The great, curving expanse of grey, green Pacific sprawls herself out, greeting me from the other side of the dining room window. The view is three years older than the last time I sat in this spot. But, in my spirit, time stands still and alone in its warm embrace of these moments.

The constant hum of the cafeteria machinery competes with the singing of birds just outside the window, heralding a new day from the courtyard, verdant and blessed under the watchful eye of St. Francis.

My ambivalence seems strangely out of place here in such beauty. But when places like this meet with the nose-to-nose memories of those dear ones who once filled it, an otherwise unsullied joy succumbs to a deeper, more demanding sense of peace-filled reticence. It is like holding water in a cupped hand. It’s nourishing properties must be administered cautiously, with care, lest any thoughtless action sees it lost to the thirsty, unforgiving ground. Crusty-lips and dry throats never taste its life-giving goodness if eyes are taken, even for a second, from the elusive prize so tenderly offered.

It was three years ago when last I stared out this window. But there were others then, those whose warp to my woof, formed the tapestry of my inner life for a short time. Their solidity was bedrock to my wayward heart. When seen through 38 eyes, a view becomes an interpretation; a shared vista, each eye contributing to a puzzle so much greater than the sum of its parts.

Their eyes are missing here. Now, today it just looks like water.

What lessons might there be for my soul here, this week, in this place, dripping and fat with the complexities of reminiscence? When one like me, so given to encasing experience in the rose-colored clothing of the perfect past, returns to dine on memory, will I find nourishment, or just stale candy? Can I remove myself from this proclivity long enough to truly see what is new and emerging? Can I avoid the lesser, but easier and more alluring, joy of carrying around my interpreted memories in the baby blanket of nostalgia? Or, will I find the courage to open them up to the sun’s warmth, now three years older, but also newer, with new tales to tell and new songs to sing?

This week, indeed, this very day, I open up tightly clenched fingers and release the past into the white hot brilliance of a new day. I will let myself be blinded by this brand new sun. For when I can see once more I will see with new eyes, now made stronger with the thickness of their own scar tissue.

Broken bones, once healed, are made stronger. Broken hearts, once mended, feel deeper still. Broken time, once re-imagined, builds unbreakable bridges, upon which one may traverse from then to now and on again.

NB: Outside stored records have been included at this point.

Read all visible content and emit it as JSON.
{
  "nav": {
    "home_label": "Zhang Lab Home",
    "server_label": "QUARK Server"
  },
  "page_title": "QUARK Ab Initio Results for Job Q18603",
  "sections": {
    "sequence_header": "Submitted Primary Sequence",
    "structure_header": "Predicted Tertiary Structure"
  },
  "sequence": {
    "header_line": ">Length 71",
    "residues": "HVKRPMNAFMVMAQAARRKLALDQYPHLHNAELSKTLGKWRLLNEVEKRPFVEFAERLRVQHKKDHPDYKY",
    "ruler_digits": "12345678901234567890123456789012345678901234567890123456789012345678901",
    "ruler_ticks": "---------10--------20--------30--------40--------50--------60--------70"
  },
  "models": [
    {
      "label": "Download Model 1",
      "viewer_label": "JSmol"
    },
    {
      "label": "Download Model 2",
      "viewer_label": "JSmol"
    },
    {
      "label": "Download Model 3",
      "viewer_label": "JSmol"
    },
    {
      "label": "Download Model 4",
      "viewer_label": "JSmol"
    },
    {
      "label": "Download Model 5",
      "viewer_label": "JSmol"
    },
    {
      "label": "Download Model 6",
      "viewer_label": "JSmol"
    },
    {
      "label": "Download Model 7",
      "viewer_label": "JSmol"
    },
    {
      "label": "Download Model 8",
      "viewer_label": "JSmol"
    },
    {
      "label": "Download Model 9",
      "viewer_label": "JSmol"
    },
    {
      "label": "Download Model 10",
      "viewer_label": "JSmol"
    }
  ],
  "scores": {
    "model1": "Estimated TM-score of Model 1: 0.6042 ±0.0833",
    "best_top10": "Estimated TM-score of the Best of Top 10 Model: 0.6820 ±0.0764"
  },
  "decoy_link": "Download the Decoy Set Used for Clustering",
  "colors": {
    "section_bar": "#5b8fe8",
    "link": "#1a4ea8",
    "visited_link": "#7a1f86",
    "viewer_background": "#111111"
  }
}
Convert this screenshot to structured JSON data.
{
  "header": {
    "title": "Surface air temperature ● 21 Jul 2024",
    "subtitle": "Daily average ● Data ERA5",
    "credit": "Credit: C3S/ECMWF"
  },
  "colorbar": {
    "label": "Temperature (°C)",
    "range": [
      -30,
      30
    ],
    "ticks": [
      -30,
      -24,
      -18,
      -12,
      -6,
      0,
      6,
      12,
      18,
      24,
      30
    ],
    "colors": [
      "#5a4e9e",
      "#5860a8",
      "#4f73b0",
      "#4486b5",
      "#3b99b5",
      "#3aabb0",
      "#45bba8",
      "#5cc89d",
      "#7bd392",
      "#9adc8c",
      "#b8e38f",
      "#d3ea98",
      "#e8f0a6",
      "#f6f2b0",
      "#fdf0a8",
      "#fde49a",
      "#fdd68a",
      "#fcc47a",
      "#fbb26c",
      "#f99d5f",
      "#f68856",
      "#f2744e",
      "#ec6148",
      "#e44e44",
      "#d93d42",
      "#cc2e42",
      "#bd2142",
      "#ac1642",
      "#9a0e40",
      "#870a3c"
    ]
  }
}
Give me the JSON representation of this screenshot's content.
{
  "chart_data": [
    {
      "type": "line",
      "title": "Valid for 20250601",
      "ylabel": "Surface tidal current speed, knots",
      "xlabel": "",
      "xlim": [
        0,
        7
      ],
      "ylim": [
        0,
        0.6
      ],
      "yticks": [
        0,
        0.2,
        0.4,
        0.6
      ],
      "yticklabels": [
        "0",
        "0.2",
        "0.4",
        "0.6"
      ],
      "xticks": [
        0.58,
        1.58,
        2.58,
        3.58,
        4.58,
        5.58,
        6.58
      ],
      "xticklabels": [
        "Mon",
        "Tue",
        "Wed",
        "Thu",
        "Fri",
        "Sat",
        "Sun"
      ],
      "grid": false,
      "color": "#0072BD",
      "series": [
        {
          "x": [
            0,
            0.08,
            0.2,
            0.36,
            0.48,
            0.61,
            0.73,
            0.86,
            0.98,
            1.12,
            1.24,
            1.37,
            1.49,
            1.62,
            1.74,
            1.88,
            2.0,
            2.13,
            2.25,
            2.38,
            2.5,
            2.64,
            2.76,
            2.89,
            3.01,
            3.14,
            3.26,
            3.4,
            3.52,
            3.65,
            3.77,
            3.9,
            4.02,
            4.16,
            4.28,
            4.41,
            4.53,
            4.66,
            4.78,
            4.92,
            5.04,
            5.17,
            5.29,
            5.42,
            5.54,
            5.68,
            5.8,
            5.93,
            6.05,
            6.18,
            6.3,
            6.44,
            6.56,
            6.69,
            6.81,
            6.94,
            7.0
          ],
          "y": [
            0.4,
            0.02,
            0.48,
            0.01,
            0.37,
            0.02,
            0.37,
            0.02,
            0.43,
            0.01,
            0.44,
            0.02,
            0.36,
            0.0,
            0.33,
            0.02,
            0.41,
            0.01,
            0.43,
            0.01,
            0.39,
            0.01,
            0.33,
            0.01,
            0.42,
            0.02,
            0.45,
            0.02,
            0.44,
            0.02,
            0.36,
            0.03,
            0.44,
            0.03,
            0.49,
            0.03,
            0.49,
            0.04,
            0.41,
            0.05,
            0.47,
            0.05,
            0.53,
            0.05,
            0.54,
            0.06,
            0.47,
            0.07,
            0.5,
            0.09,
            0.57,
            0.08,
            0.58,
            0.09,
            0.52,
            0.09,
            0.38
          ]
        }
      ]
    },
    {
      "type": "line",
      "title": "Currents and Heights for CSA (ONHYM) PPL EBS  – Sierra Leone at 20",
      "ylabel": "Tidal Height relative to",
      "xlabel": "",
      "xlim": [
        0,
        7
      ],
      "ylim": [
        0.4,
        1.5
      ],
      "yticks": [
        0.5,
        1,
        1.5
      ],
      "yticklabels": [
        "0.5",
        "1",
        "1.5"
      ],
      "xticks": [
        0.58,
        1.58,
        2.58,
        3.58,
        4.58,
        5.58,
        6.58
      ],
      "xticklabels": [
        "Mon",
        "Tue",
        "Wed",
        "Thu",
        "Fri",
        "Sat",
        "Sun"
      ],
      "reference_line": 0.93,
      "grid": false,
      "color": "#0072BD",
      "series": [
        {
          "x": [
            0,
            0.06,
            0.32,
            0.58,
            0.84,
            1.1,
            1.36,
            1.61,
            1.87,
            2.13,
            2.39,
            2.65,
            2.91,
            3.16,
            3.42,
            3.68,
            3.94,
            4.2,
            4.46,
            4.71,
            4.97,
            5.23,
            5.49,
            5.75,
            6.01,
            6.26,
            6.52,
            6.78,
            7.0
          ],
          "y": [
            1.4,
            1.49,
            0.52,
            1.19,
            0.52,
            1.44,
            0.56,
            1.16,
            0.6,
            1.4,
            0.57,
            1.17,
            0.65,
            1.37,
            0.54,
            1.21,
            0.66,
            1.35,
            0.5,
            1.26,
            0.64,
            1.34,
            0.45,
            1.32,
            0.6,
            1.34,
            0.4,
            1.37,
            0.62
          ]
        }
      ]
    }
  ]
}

Today I will seek tomorrow through yesterday.

 

Perfectly imperfect

Our Christmas tree, rather smallish and completely unimpressive this year, stands as a reminder of many things. First of all, it’s green. A kind of middle green not too forest-y for the rest of the trees who might think it pretentious and showy. But, not that insipid, noncommittal green that might cause others to look down on the poor bugger. Second, it’s delightfully imperfect…like the place it now calls home. Like the occupants of said home. Also, it is a daily reminder of the fact we are alive, but imperfectly so. It is transient, clinging tenaciously to its quickly waning life. From time to time, nutrients must be found from within when not forthcoming elsewhere. It looks rather forlorn in its present state; shoddily adorned, incomplete, perhaps even a little awkward.

 

But we totally love it. Why?

We are often too busy this time of year to properly Christmas-ify our house, let alone the poor tree. Like our sad, little tree, in our lowest state of being we retain so much of our original beauty, our verdant smell so pungently alive, our prickliness that tells the world not to get too close too quickly and to treat us with tenderness; our delightfully obvious imperfection. All of it becomes a unified, shining mess of perfect wonder under the labors of loving decorators. Upon its branches are things old and new, classy and kitschy, profound and facile.

Then, step back a minute. Breath it all in. Let this sorry little wonder be ample evidence of loving hands eager to participate in the process of making something so simple and unadorned into something still simple, but also beautiful, whole, communal…perfectly imperfect.